A Naija Christmas is a Nollywood Christmas film released on Netflix on 16th December. It is a feel-good romantic comedy starring Rachel Oniga, Kunle Remi, Segilola Ogidan and more in various roles. It is a Netflix original film directed by Kunle Afolayan. Although it is a Nigerian film, the audio of A Naija Christmas is in English with English subtitles. The synopsis of A Naija Christmas on Netflix reads, “A mother’s Christmas wish – and the grand prize that comes with it – sets off a fierce competition between her sons.” The film has a running time of 2 hours and 30 minutes.
The word ‘Naija’ has two implications in the context of A Naija Christmas. It is used as a colloquial slang for ‘Nigerian’, but it also informally signifies family. The title of the film is in keeping with the theme of celebratory merry family comedy, as the plot follows a Nigerian mother and her three sons make Christmas memorable for one another.
The film opens with a dedication to, Mrs.

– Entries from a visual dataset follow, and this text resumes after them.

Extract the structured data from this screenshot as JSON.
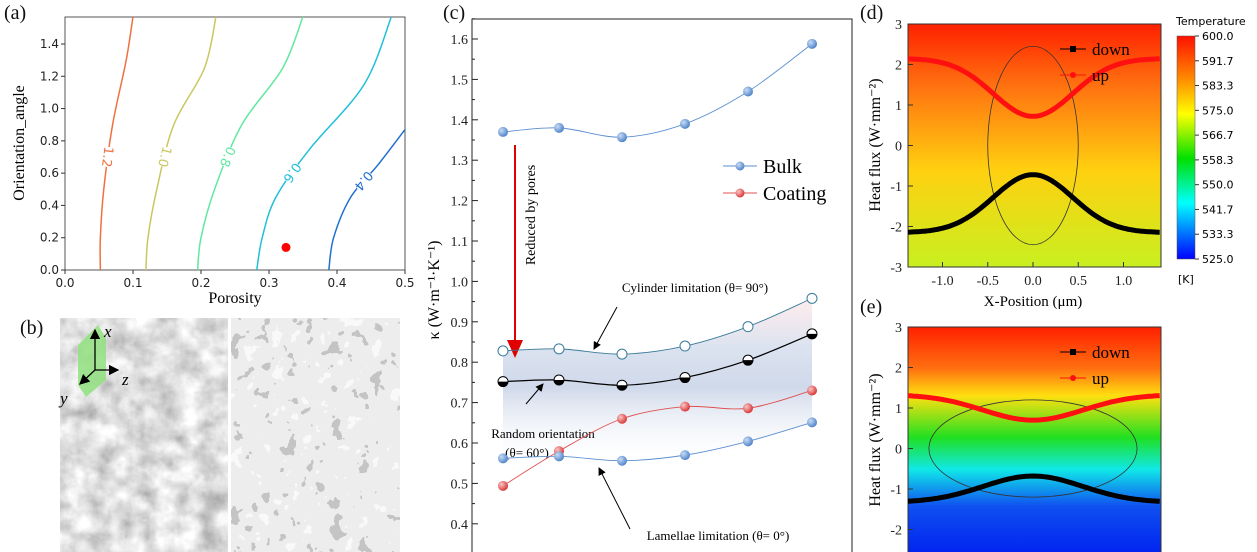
{
  "panel_labels": {
    "a": "(a)",
    "b": "(b)",
    "c": "(c)",
    "d": "(d)",
    "e": "(e)"
  },
  "colors": {
    "bulk": "#5b8fd0",
    "coating": "#e05050",
    "random": "#000000",
    "arrow_red": "#e00000",
    "point_red": "#ff0000"
  },
  "chart_data": [
    {
      "id": "a",
      "type": "contour",
      "xlabel": "Porosity",
      "ylabel": "Orientation_angle",
      "xlim": [
        0,
        0.5
      ],
      "ylim": [
        0,
        1.57
      ],
      "xticks": [
        "0.0",
        "0.1",
        "0.2",
        "0.3",
        "0.4",
        "0.5"
      ],
      "yticks": [
        "0.0",
        "0.2",
        "0.4",
        "0.6",
        "0.8",
        "1.0",
        "1.2",
        "1.4"
      ],
      "contours": [
        {
          "level": "1.2",
          "color": "#f07040",
          "points": [
            [
              0.052,
              0
            ],
            [
              0.052,
              0.2
            ],
            [
              0.057,
              0.5
            ],
            [
              0.07,
              0.9
            ],
            [
              0.09,
              1.3
            ],
            [
              0.1,
              1.57
            ]
          ]
        },
        {
          "level": "1.0",
          "color": "#c8c860",
          "points": [
            [
              0.119,
              0
            ],
            [
              0.122,
              0.2
            ],
            [
              0.135,
              0.5
            ],
            [
              0.16,
              0.9
            ],
            [
              0.205,
              1.25
            ],
            [
              0.222,
              1.57
            ]
          ]
        },
        {
          "level": "0.8",
          "color": "#60e8a0",
          "points": [
            [
              0.195,
              0
            ],
            [
              0.2,
              0.2
            ],
            [
              0.22,
              0.5
            ],
            [
              0.26,
              0.9
            ],
            [
              0.32,
              1.25
            ],
            [
              0.35,
              1.57
            ]
          ]
        },
        {
          "level": "0.6",
          "color": "#20c0d8",
          "points": [
            [
              0.282,
              0
            ],
            [
              0.29,
              0.2
            ],
            [
              0.31,
              0.45
            ],
            [
              0.36,
              0.75
            ],
            [
              0.44,
              1.15
            ],
            [
              0.48,
              1.57
            ]
          ]
        },
        {
          "level": "0.4",
          "color": "#2070d0",
          "points": [
            [
              0.388,
              0
            ],
            [
              0.395,
              0.2
            ],
            [
              0.42,
              0.45
            ],
            [
              0.46,
              0.65
            ],
            [
              0.5,
              0.87
            ]
          ]
        }
      ],
      "marker": {
        "x": 0.325,
        "y": 0.14
      }
    },
    {
      "id": "b",
      "type": "image",
      "axes": {
        "x": "x",
        "y": "y",
        "z": "z"
      }
    },
    {
      "id": "c",
      "type": "line",
      "ylabel": "κ (W·m⁻¹·K⁻¹)",
      "ylim": [
        0.4,
        1.65
      ],
      "yticks": [
        "0.4",
        "0.5",
        "0.6",
        "0.7",
        "0.8",
        "0.9",
        "1.0",
        "1.1",
        "1.2",
        "1.3",
        "1.4",
        "1.5",
        "1.6"
      ],
      "x": [
        1,
        2,
        3,
        4,
        5,
        6
      ],
      "series": [
        {
          "name": "Bulk",
          "legend": true,
          "style": "bulk",
          "values": [
            1.37,
            1.38,
            1.357,
            1.39,
            1.47,
            1.588
          ]
        },
        {
          "name": "Coating",
          "legend": true,
          "style": "coating",
          "values": [
            0.494,
            0.58,
            0.66,
            0.69,
            0.686,
            0.73
          ]
        },
        {
          "name": "Cylinder limitation",
          "legend": false,
          "style": "open",
          "values": [
            0.828,
            0.833,
            0.82,
            0.84,
            0.888,
            0.958
          ]
        },
        {
          "name": "Random orientation",
          "legend": false,
          "style": "random",
          "values": [
            0.752,
            0.756,
            0.743,
            0.762,
            0.805,
            0.87
          ]
        },
        {
          "name": "Lamellae limitation",
          "legend": false,
          "style": "bulk",
          "values": [
            0.562,
            0.567,
            0.556,
            0.57,
            0.604,
            0.651
          ]
        }
      ],
      "annotations": {
        "reduced": "Reduced by pores",
        "cylinder": "Cylinder limitation (θ= 90°)",
        "random_1": "Random orientation",
        "random_2": "(θ= 60°)",
        "lamellae": "Lamellae limitation (θ= 0°)"
      }
    },
    {
      "id": "d",
      "type": "line",
      "xlabel": "X-Position (μm)",
      "ylabel": "Heat flux (W·mm⁻²)",
      "xlim": [
        -1.38,
        1.38
      ],
      "ylim": [
        -3,
        3
      ],
      "xticks": [
        "-1.0",
        "-0.5",
        "0.0",
        "0.5",
        "1.0"
      ],
      "yticks": [
        "-3",
        "-2",
        "-1",
        "0",
        "1",
        "2",
        "3"
      ],
      "series": [
        {
          "name": "down",
          "edge": -2.15,
          "center": -0.72,
          "width": 0.44
        },
        {
          "name": "up",
          "edge": 2.15,
          "center": 0.72,
          "width": 0.44
        }
      ],
      "ellipse": {
        "rx": 0.5,
        "ry": 2.45
      },
      "colorbar": {
        "title": "Temperature",
        "unit": "[K]",
        "ticks": [
          "600.0",
          "591.7",
          "583.3",
          "575.0",
          "566.7",
          "558.3",
          "550.0",
          "541.7",
          "533.3",
          "525.0"
        ]
      }
    },
    {
      "id": "e",
      "type": "line",
      "ylabel": "Heat flux (W·mm⁻²)",
      "xlim": [
        -1.38,
        1.38
      ],
      "ylim": [
        -3,
        3
      ],
      "yticks": [
        "-2",
        "-1",
        "0",
        "1",
        "2",
        "3"
      ],
      "series": [
        {
          "name": "down",
          "edge": -1.33,
          "center": -0.68,
          "width": 0.55
        },
        {
          "name": "up",
          "edge": 1.33,
          "center": 0.7,
          "width": 0.55
        }
      ],
      "ellipse": {
        "rx": 1.15,
        "ry": 1.2
      }
    }
  ]
}
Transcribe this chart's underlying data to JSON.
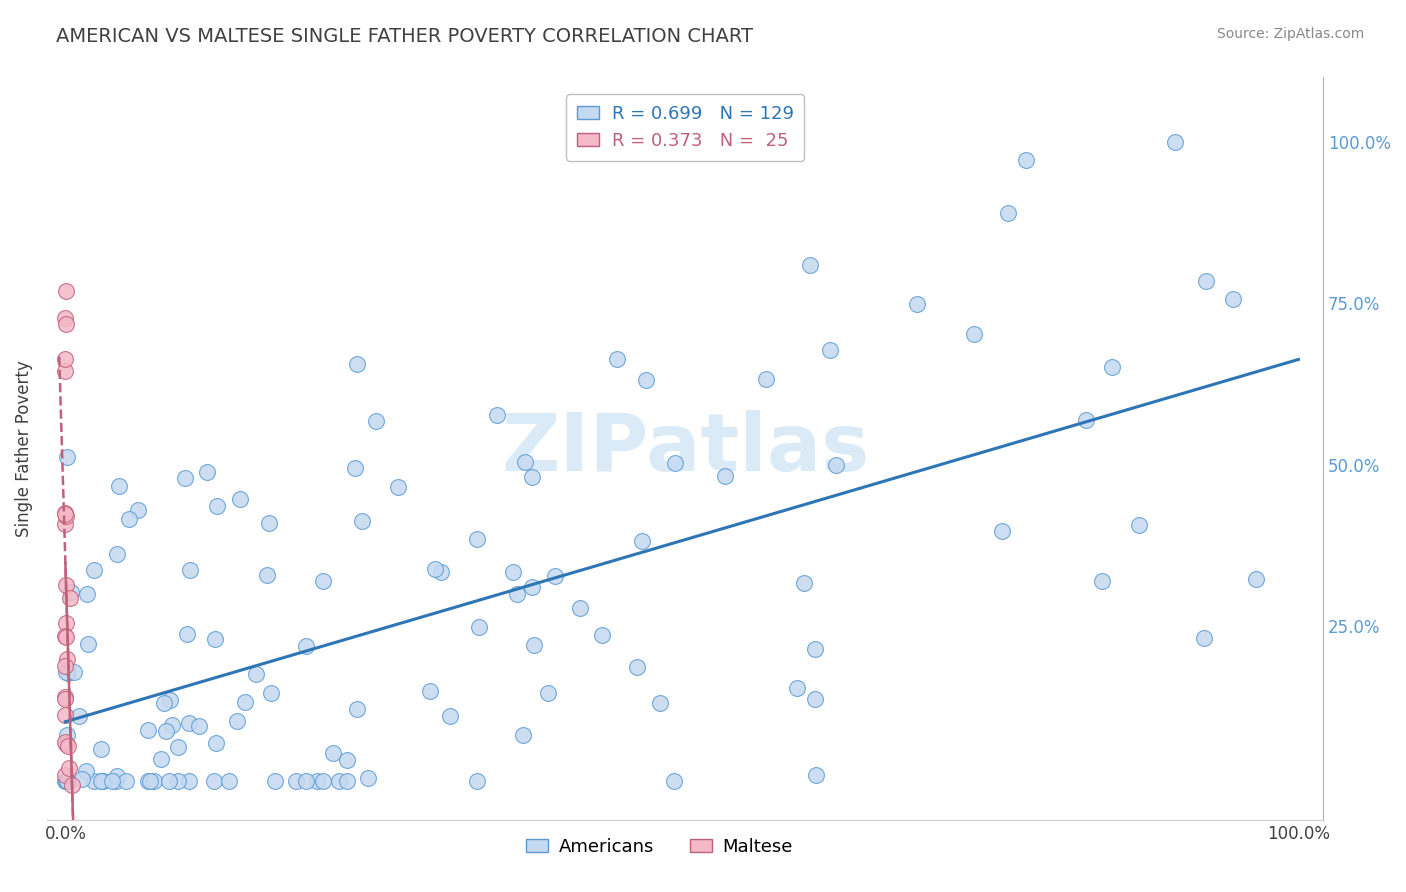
{
  "title": "AMERICAN VS MALTESE SINGLE FATHER POVERTY CORRELATION CHART",
  "source": "Source: ZipAtlas.com",
  "ylabel": "Single Father Poverty",
  "legend_r_american": "0.699",
  "legend_n_american": "129",
  "legend_r_maltese": "0.373",
  "legend_n_maltese": "25",
  "american_fill": "#c5d9f0",
  "american_edge": "#5b9bd5",
  "maltese_fill": "#f4b8c8",
  "maltese_edge": "#c0607a",
  "american_line_color": "#2e75b6",
  "maltese_line_color": "#c0607a",
  "bg_color": "#ffffff",
  "grid_color": "#d0d0d0",
  "title_color": "#404040",
  "axis_color": "#404040",
  "right_axis_color": "#5b9bd5",
  "watermark_color": "#d6e8f5",
  "legend_edge": "#c0c0c0",
  "source_color": "#888888"
}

Oniga, one of the leads of the film who passed away before the film could release. She has been working in the Nigerian film industry since 1993, which might lead us to think that she would have been elated at the significance of the film’s release on an international streaming platform. For Nigeria, the film is of historico-cultural importance; it is the country’s first film to be released as a Netflix original. In a country where 45% of the population is Christian, the film is also notable as their first Christmas-themed film.
-A Naija Christmas review does not contain any spoilers-
Her role is that of Madam Agatha, the mother of three male children, who become frantic and anxious at the prospect of her children remaining unmarried and childless; she hilariously declares that the son who will inherit her large house and piece of land will be the one who can secure a bride for himself by Christmas. A comedy of errors ensues, where the three brothers desperately compete with each other in a search for a bride.
The family comedy-drama is also bitten by the bug of romance, as the three brothers engage in amusing attempts to woo potential partners, with frequently charming outcomes. The sibling rivalry is never allowed by the makers to turn bitter, with the tone of the film consistently serving a larger humorous undercurrent that is pervasive throughout every element of the film’s construction.
The film clearly prides itself on its commitment to upholding the most visible features of the “holiday spirit”. To a certain extent, it succeeds. The parties, the messaging highlighting the idea of the family unit as a blessing, the playful squabbles, the light-heartedness, they are all there. However, the film’s will to remain the quintessential superficial “fun Christmas film” becomes its undoing at times, when one is sure to be reminded of the hollowness under the surface.
It becomes obvious at times; whenever a moment is about to slide into being “too real” for the makes, the moment is tempered by a sudden shift into comedy. Till that is detected, the film can be a breezy one-time watch, provided that international members of the audience can cooperate with some of the unique socio-cultural relations of the film’s setting.
Summing up: A Naija Christmas
The film is warm, funny and wants to tug at all the right cords as its heart is in the right place, but sometimes falters on its way to get there. If you have watched, similarly themed films, this will be too predictable a ride for you.